Marjoram, also called sweet marjoram and knotted marjoram, is a tender perennial grown as an annual. Sow marjoram in the garden after the last frost in spring. To get a head start on the season, sow marjoram as early as 4 weeks before the average last frost date in spring for transplanting out after the last frost. Marjoram also can be grown from root divisions.

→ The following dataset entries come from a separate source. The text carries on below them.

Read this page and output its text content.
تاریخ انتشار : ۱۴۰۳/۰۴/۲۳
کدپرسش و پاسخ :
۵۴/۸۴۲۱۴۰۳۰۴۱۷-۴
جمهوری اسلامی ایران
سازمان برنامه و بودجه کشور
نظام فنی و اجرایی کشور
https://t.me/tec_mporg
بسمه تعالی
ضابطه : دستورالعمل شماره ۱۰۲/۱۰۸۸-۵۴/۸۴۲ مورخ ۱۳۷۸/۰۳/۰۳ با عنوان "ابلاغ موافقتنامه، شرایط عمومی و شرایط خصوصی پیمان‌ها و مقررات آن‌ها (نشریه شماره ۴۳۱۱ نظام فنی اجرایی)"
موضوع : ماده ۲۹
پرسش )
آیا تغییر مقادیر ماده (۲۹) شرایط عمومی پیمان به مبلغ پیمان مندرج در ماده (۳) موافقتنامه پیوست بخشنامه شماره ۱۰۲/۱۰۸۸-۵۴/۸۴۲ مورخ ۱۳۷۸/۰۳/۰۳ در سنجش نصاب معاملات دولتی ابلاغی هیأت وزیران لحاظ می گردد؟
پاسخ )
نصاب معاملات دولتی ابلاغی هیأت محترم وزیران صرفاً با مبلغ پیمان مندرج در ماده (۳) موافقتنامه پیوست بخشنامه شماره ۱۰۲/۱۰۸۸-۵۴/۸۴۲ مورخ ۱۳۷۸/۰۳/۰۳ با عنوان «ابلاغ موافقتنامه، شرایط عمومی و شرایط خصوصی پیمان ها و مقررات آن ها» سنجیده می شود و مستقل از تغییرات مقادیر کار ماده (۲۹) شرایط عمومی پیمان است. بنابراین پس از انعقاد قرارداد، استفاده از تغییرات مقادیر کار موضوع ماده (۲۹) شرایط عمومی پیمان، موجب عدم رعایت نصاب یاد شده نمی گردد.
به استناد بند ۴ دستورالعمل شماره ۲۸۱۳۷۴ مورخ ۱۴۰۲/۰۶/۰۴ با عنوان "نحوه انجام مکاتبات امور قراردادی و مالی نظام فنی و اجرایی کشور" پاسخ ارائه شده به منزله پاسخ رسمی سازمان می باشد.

Description. Marjoram is an upright branching perennial that grows 10 to 20 inches tall. It has small, fuzzy, opposite, gray leaves on reddish stems. Unopened flower clusters in late summer resemble knots giving it the common name knotted marjoram. Flowers open lavender, pink, and white.
Marjoram is sometimes confused with oregano. Marjoram is a subspecies of oregano. The leaves of both plants are used in cooking. Marjoram is sweet and light flavored. Oregano is robust and spicy flavored. Marjoram leaves are oval and gray-green; oregano leaves are oval and dark green. Oregano is a taller and broader plant than marjoram.
Yield. Grow one marjoram plant per household.
Site. Plant marjoram in full sun; it will tolerate light shade. Grow marjoram in loose, well-drained soil. Marjoram prefers a soil pH of 6.7 to 7.0. Marjoram can thrives in poor soil that is well drained.
Planting time. Sow marjoram seeds or transplants on the average date of last frost in spring. To get a head start on the season, sow marjoram as early as 4 weeks before the average last frost date in for transplanting out after the last frost. Marjoram is slow to germinate so sowing indoors at 70°F is optimal. Marjoram also can be grown from root divisions taken in fall, over-wintered indoors, and set out in spring.
Planting and spacing. Sow marjoram seed ¼ inch deep; thin successful seedlings or set transplants to 6 inches apart. Space rows 18 to 24 inches apart.
Water and feeding. Give marjoram regular even water until it is established. Once established water marjoram sparingly allowing the soil to dry between waterings. Moist soil will cause marjoram to be less flavorful. Foliar feed marjoram by spraying with compost tea or liquid seaweed extract 2 to 3 times during the growing season.
Companion plants. Marjoram grows well with all vegetables and herbs.
Care. Keep marjoram pinched back to induce bushy growth and enhance flavor. Mulch marjoram in warm weather to protect roots from too much heat. In cold-winter regions, divide plants in fall and over-winter indoors for re-planting out in spring.
Propagation: Marjoram is slow to germinate so sowing indoors at 70°F is optimal. Marjoram also can be grown from root divisions taken in fall.
Container growing. Marjoram grows easily as an annual in containers. Select a container 6 inches deep. Potted marjoram can be grown indoors in a bright, sunny window.
Pests. Marjoram has no serious pest problems. Aphids and spider mites may attack marjoram but they can be sprayed away with a strong stream of water.
Diseases. Marjoram has no serious disease problems. Marjoram grown in wet soil or wet weather may suffer from root rot or damping off.
Harvest. Marjoram is ready for harvest 60 days after sowing. Cut fresh leaves as needed once plants are 4 to 6 inches tall. Cut-and-come-again harvesting will renew plants. Flavor is best before the plant flowers.
More tips: Thyme: Kitchen Basics
Varieties. Sweet marjoram is Origanum marjorana; oregano is Origanum vulgare. Origanum x majoricum is similar to sweet marjoram; it is called Italian marjoram or Sicilian marjoram. Italian marjoram has wider, greener leaves than sweet marjoram.
Storing and preserving. Keep fresh marjoram in a plastic bag in the refrigerator for 3 to 4 days. Dry leaves and flowers in a warm place and store them in an airtight container.